Franz_von_SalesJanuary 24th is the feast of St Francis de Sales.

A little child, who sees the surgeon bleed his mother, will cry when he sees the lancet touch her;

but let that mother for whom he weeps ask for his apple or a sugar-plum which he has in his hand, and he will on no account part with it; and too much of our seeming devotion is of this kind.

We weep feelingly at the spear piercing the Crucified Saviour’s Side, and we do well,—but why cannot we give Him the apple we hold, for which He asks, heartily?

I mean our heart, the only love-apple which that Dear Saviour craves of us.

Why cannot we resign the numberless trifling attachments, indulgences, and self-complacencies of which He fain would deprive us, only we will not let Him do so; because they are the sugar-plums, sweeter to our taste than His Heavenly Grace?

Surely this is but as the fondness of children;—demonstrative, but weak, capricious, unpractical.

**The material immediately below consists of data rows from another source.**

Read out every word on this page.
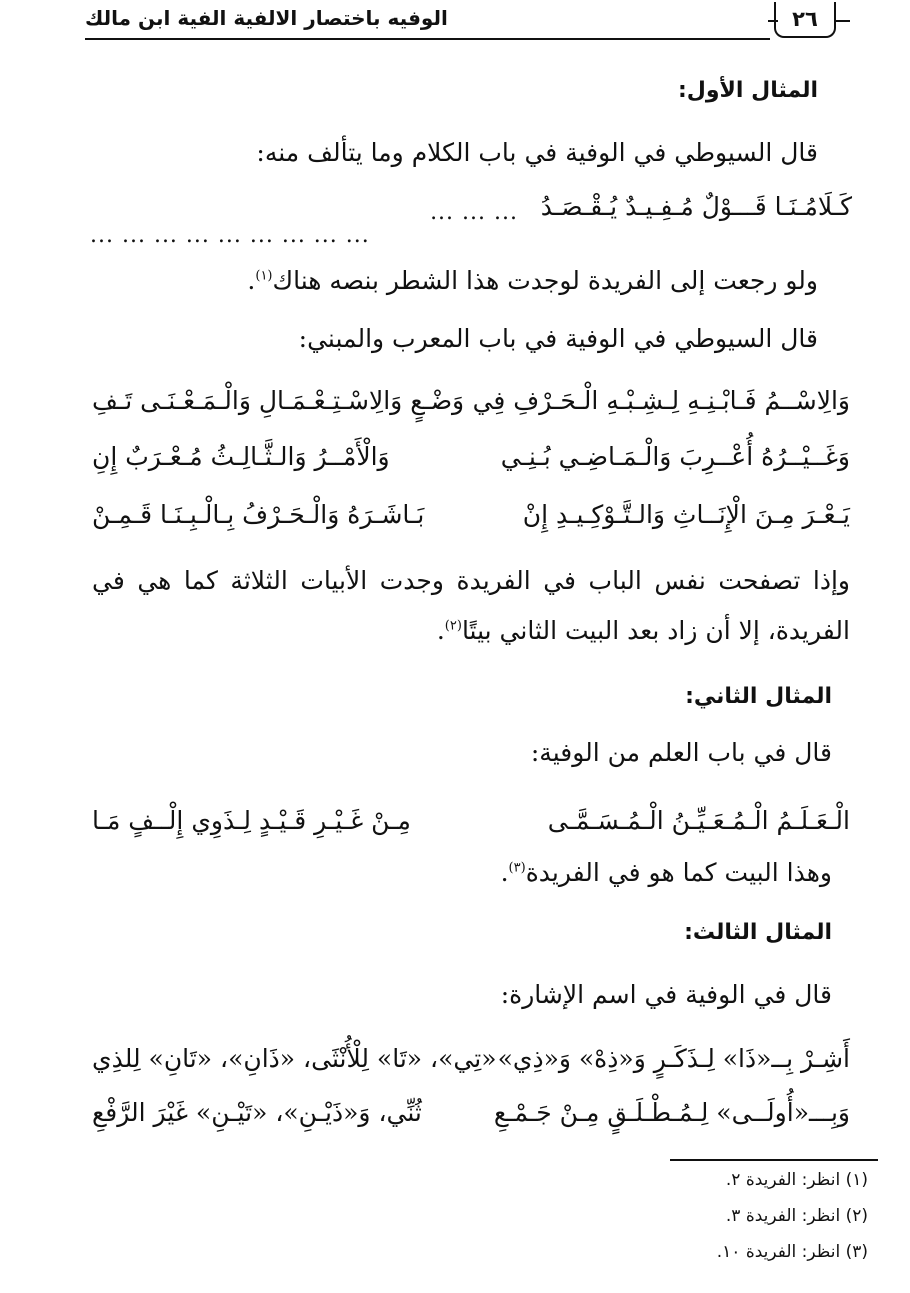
الوفيه باختصار الالفية الفية ابن مالك	٢٦
المثال الأول:
قال السيوطي في الوفية في باب الكلام وما يتألف منه:
كَـلَامُـنَـا قَـــوْلٌ مُـفِـيـدٌ يُـقْـصَـدُ
... ... ...
... ... ... ... ... ... ... ... ...
ولو رجعت إلى الفريدة لوجدت هذا الشطر بنصه هناك$^{(١)}$.
قال السيوطي في الوفية في باب المعرب والمبني:
وَالِاسْــمُ فَـابْـنِـهِ لِـشِـبْـهِ الْـحَـرْفِ فِي
وَضْـعٍ وَالِاسْـتِـعْـمَـالِ وَالْـمَـعْـنَـى تَـفِ
وَغَــيْــرُهُ أُعْــرِبَ وَالْـمَـاضِـي بُـنِـي
وَالْأَمْــرُ وَالـثَّـالِـثُ مُـعْـرَبٌ إِنِ
يَـعْـرَ مِـنَ الْإِنَــاثِ وَالـتَّـوْكِـيـدِ إِنْ
بَـاشَـرَهُ وَالْـحَـرْفُ بِـالْـبِـنَـا قَـمِـنْ
وإذا تصفحت نفس الباب في الفريدة وجدت الأبيات الثلاثة كما هي في
الفريدة، إلا أن زاد بعد البيت الثاني بيتًا$^{(٢)}$.
المثال الثاني:
قال في باب العلم من الوفية:
الْـعَـلَـمُ الْـمُـعَـيِّـنُ الْـمُـسَـمَّـى
مِـنْ غَـيْـرِ قَـيْـدٍ لِـذَوِي إِلْــفٍ مَـا
وهذا البيت كما هو في الفريدة$^{(٣)}$.
المثال الثالث:
قال في الوفية في اسم الإشارة:
أَشِـرْ بِــ«ذَا» لِـذَكَـرٍ وَ«ذِهْ» وَ«ذِي»
«تِي»، «تَا» لِلْأُنْثَى، «ذَانِ»، «تَانِ» لِلذِي
وَبِـــ«أُولَــى» لِـمُـطْـلَـقٍ مِـنْ جَـمْـعِ
ثُنِّي، وَ«ذَيْـنِ»، «تَيْـنِ» غَيْرَ الرَّفْعِ
(١) انظر: الفريدة ٢.
(٢) انظر: الفريدة ٣.
(٣) انظر: الفريدة ١٠.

Devotion does not consist in such exterior displays of a tenderness which may be purely the result of a naturally impressionable, plastic character; or which may be the seductive action of the Enemy, or an excitable imagination stirred up by him.

Nevertheless these tender warm emotions are sometimes good and useful, for they kindle the spiritual appetite, cheer the mind, and infuse a holy gladness into the devout life, which embellishes all we do even externally.

It was such a taste for holy things that made David cry out, “O how sweet are Thy words unto my throat, yea, sweeter than honey unto my mouth.” And assuredly the tiniest little comfort received through devotion is worth far more than the most abundant delights of this world.

The milk of the Heavenly Bridegroom, in other words His spiritual favours, are sweeter to the soul than the costliest wine of the pleasures of this world, and to those who have tasted thereof all else seems but as gall and wormwood.

There is a certain herb which, if chewed, imparts so great a sweetness that they who keep it in their mouth cannot hunger or thirst; even so those to whom God gives His Heavenly manna of interior sweetness and consolation, cannot either desire or even accept worldly consolations with any real zest or satisfaction.

It is as a little foretaste of eternal blessedness which God gives to those who seek it; it is as the sugar-plum with which He attracts His little ones; as a cordial offered to strengthen their heart; as the first-fruits of their future reward.

Francis de Sales (1567-1622): Introduction to the Devout Life, 4, 13.